INTERVIEW-Sudan lacks money to face growing AIDS threat
By Opheera McDoom
CAIRO, June 16 (Reuters) – Sudan faces an AIDS epidemic that could threaten national security as its health system is struggling to cope with the rapidly spreading disease, a government official said on Wednesday.
Lawless Sudan is afflicted by Africa’s longest-running civil war in the south and what aid officials say is the world’s worst humanitarian crisis in the west. It has little healthcare or infrastructure.
Mohamed Siddig, deputy head of the national AIDS programme, told Reuters 2.6 percent of Sudanese between the ages of 15 and 49 were infected with HIV/AIDS.
“It is a real threat and an increasing threat to development, national security, to human resources,” he told Reuters from Khartoum. “Each month we have more people reported compared to the previous month.”
But Siddig, who works closely with the United Nations’ AIDS programmes in Sudan, said many people die without knowing they had HIV/AIDS because the 21-year-old civil war in the south has devastated health systems in Africa’s largest country.
That war has claimed more than two million lives and broadly pits the Islamic government in Khartoum against the mainly animist, Christian south, complicated by issues of ethnicity, oil and ideology.
Arab militia have been killing, raping and looting their way across the western Darfur region since a rebel revolt in February 2003, forcing more than 150,000 people to flee.
“We are estimating there are 500,000 to 600,000 people with HIV/AIDS in Sudan…but up to the end of March only 11,000 cases were reported,” he said, adding that the government had only 400 people on an antiretroviral (ARV) drug treatment.
He said in Sudan, where the World Health Organisation estimates gross national product per capita is $282 a year adjusted for purchasing power, people have to pay $43 a month for their ARV drug treatment.
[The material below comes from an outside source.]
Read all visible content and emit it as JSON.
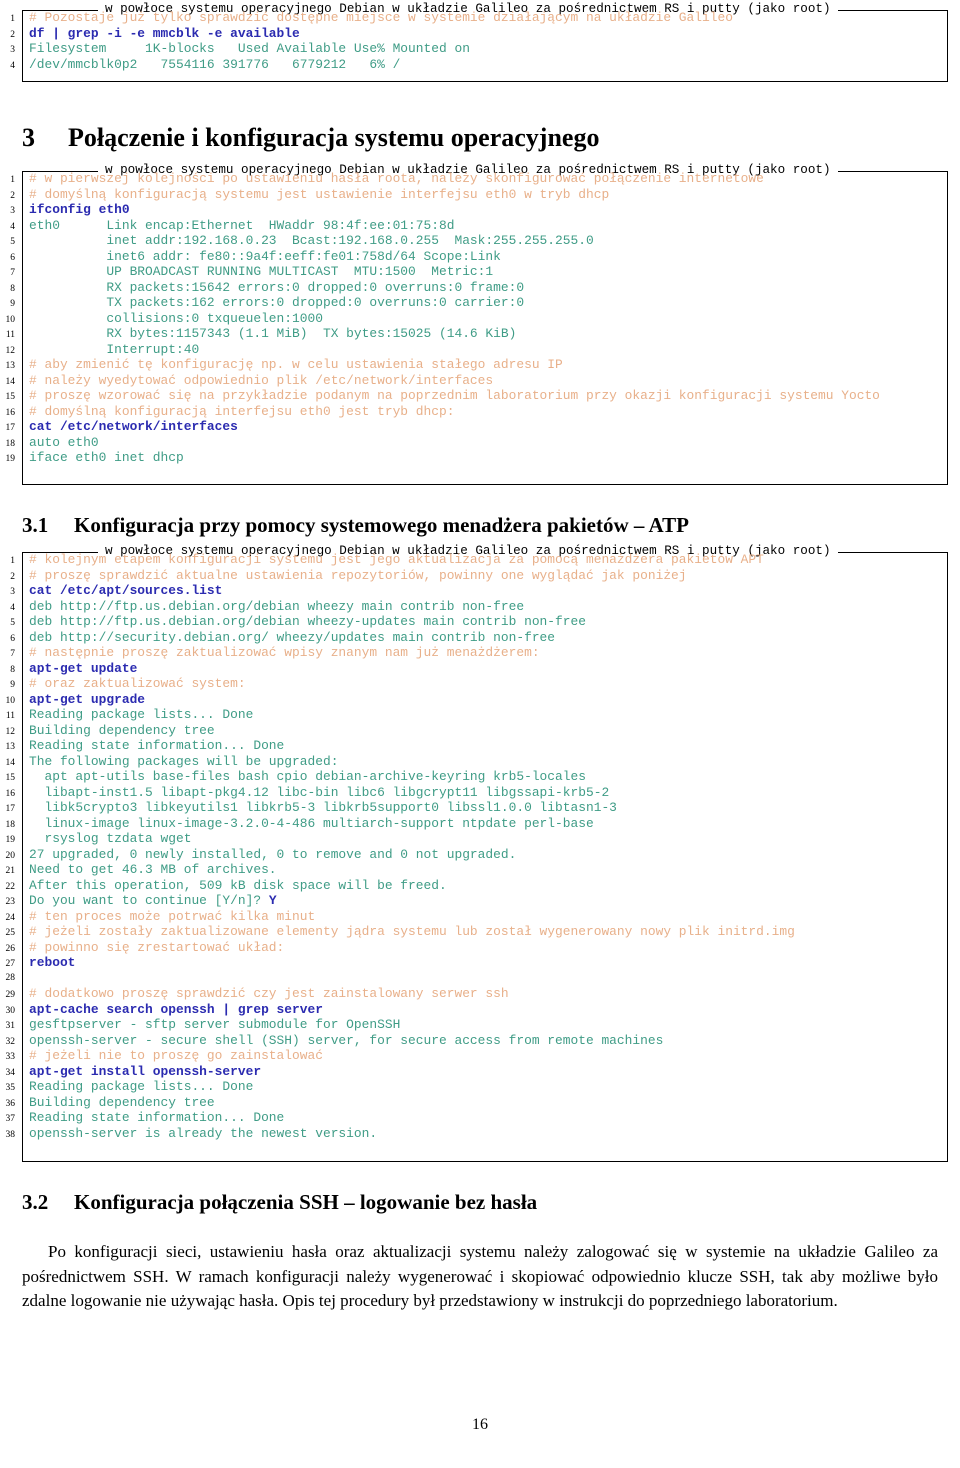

Siddig said Sudan needed $166 million by 2007 to fight and treat HIV/AIDS.
He added detection systems were weak or absent in most parts of Sudan and many were afraid to find out they were infected or not because of the stigma attached to infection.
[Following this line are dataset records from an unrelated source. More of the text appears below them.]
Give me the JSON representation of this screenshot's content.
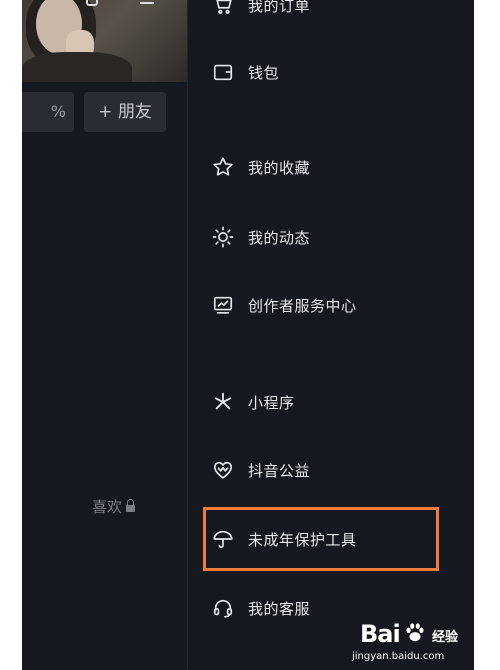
{
  "profile": {
    "partial_button_label": "%",
    "add_friend_label": "+ 朋友",
    "likes_tab_label": "喜欢"
  },
  "drawer": {
    "items": [
      {
        "label": "我的订单",
        "icon": "cart-icon"
      },
      {
        "label": "钱包",
        "icon": "wallet-icon"
      },
      {
        "label": "我的收藏",
        "icon": "star-icon"
      },
      {
        "label": "我的动态",
        "icon": "sun-icon"
      },
      {
        "label": "创作者服务中心",
        "icon": "chart-monitor-icon"
      },
      {
        "label": "小程序",
        "icon": "asterisk-icon"
      },
      {
        "label": "抖音公益",
        "icon": "heart-icon"
      },
      {
        "label": "未成年保护工具",
        "icon": "umbrella-icon"
      },
      {
        "label": "我的客服",
        "icon": "headset-icon"
      }
    ]
  },
  "colors": {
    "background": "#16181f",
    "highlight": "#f07b3d",
    "text": "#e6e7ea"
  },
  "watermark": {
    "brand_part1": "Bai",
    "brand_part2": "经验",
    "url": "jingyan.baidu.com"
  }
}
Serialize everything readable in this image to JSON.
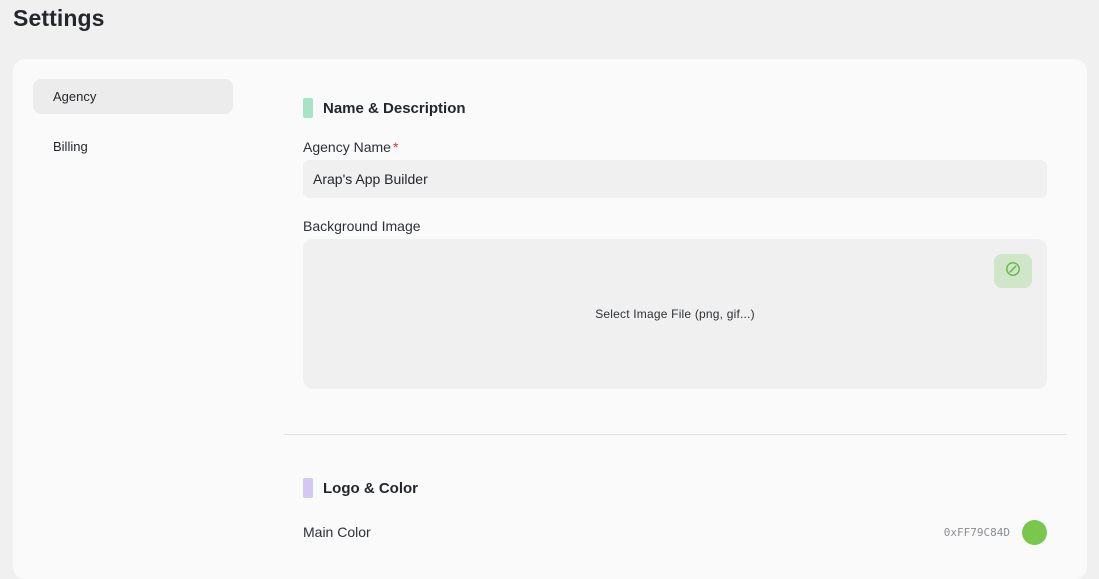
{
  "header": {
    "title": "Settings"
  },
  "sidebar": {
    "items": [
      {
        "label": "Agency",
        "active": true
      },
      {
        "label": "Billing",
        "active": false
      }
    ]
  },
  "sections": {
    "name_description": {
      "title": "Name & Description",
      "accent_color": "#a7e3c4",
      "agency_name": {
        "label": "Agency Name",
        "required_mark": "*",
        "value": "Arap's App Builder"
      },
      "background_image": {
        "label": "Background Image",
        "dropzone_text": "Select Image File (png, gif...)",
        "clear_icon": "block-icon"
      }
    },
    "logo_color": {
      "title": "Logo & Color",
      "accent_color": "#d4c6f5",
      "main_color": {
        "label": "Main Color",
        "hex": "0xFF79C84D",
        "swatch": "#79c84d"
      }
    }
  }
}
Peace in the south would bring immediate risks of a spread of HIV/AIDS to the more than four million internally displaced as they return to their homes over the first year or two.
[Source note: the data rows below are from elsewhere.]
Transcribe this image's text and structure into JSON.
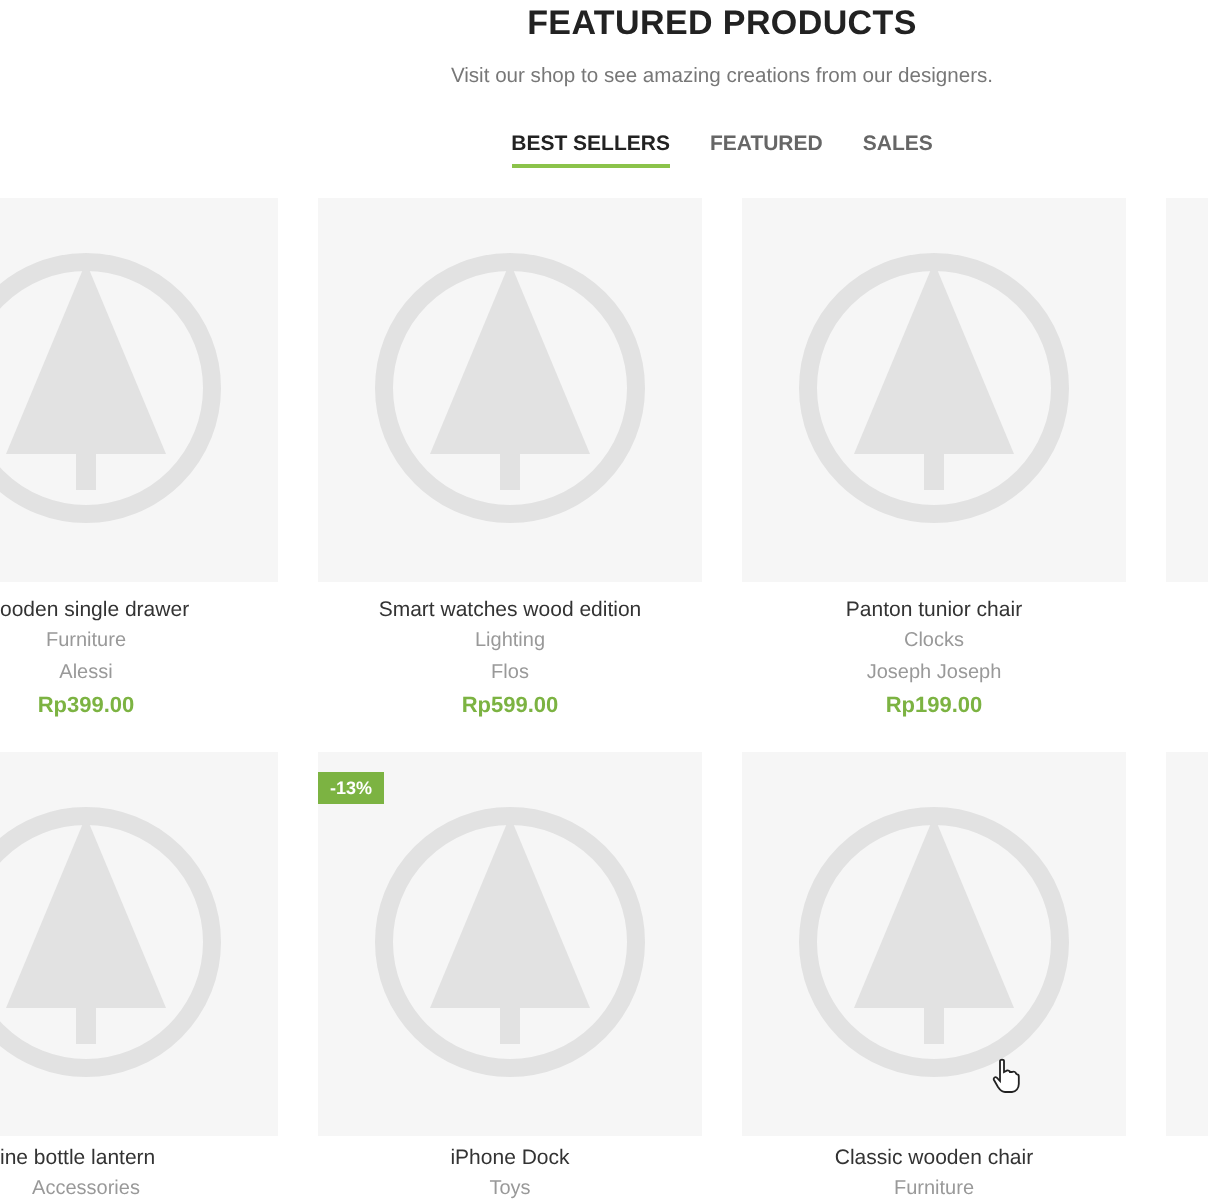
{
  "title": "FEATURED PRODUCTS",
  "subtitle": "Visit our shop to see amazing creations from our designers.",
  "tabs": [
    {
      "label": "BEST SELLERS",
      "selected": true
    },
    {
      "label": "FEATURED",
      "selected": false
    },
    {
      "label": "SALES",
      "selected": false
    }
  ],
  "product_rows": [
    {
      "products": [
        {
          "kind": "card",
          "name": "ooden single drawer",
          "category": "Furniture",
          "brand": "Alessi",
          "price": "Rp399.00"
        },
        {
          "kind": "card",
          "name": "Smart watches wood edition",
          "category": "Lighting",
          "brand": "Flos",
          "price": "Rp599.00"
        },
        {
          "kind": "card",
          "name": "Panton tunior chair",
          "category": "Clocks",
          "brand": "Joseph Joseph",
          "price": "Rp199.00"
        },
        {
          "kind": "image_only"
        }
      ]
    },
    {
      "products": [
        {
          "kind": "card",
          "name": "ine bottle lantern",
          "category": "Accessories"
        },
        {
          "kind": "card",
          "name": "iPhone Dock",
          "category": "Toys",
          "badge": "-13%"
        },
        {
          "kind": "card",
          "name": "Classic wooden chair",
          "category": "Furniture"
        },
        {
          "kind": "image_only"
        }
      ]
    }
  ]
}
But Siddig said eventually peace would slow massive population movement and lower the risk of spreading.
The U.N. children’s agency UNICEF said in a statement on Wednesday some 95,000 under-fives are estimated to have died last year in southern Sudan of a population of 7.5 million, most of preventable disease.
“A girl born in southern Sudan has a better chance of dying later in life in pregnancy or childbirth than of completing primary school,” the statement said.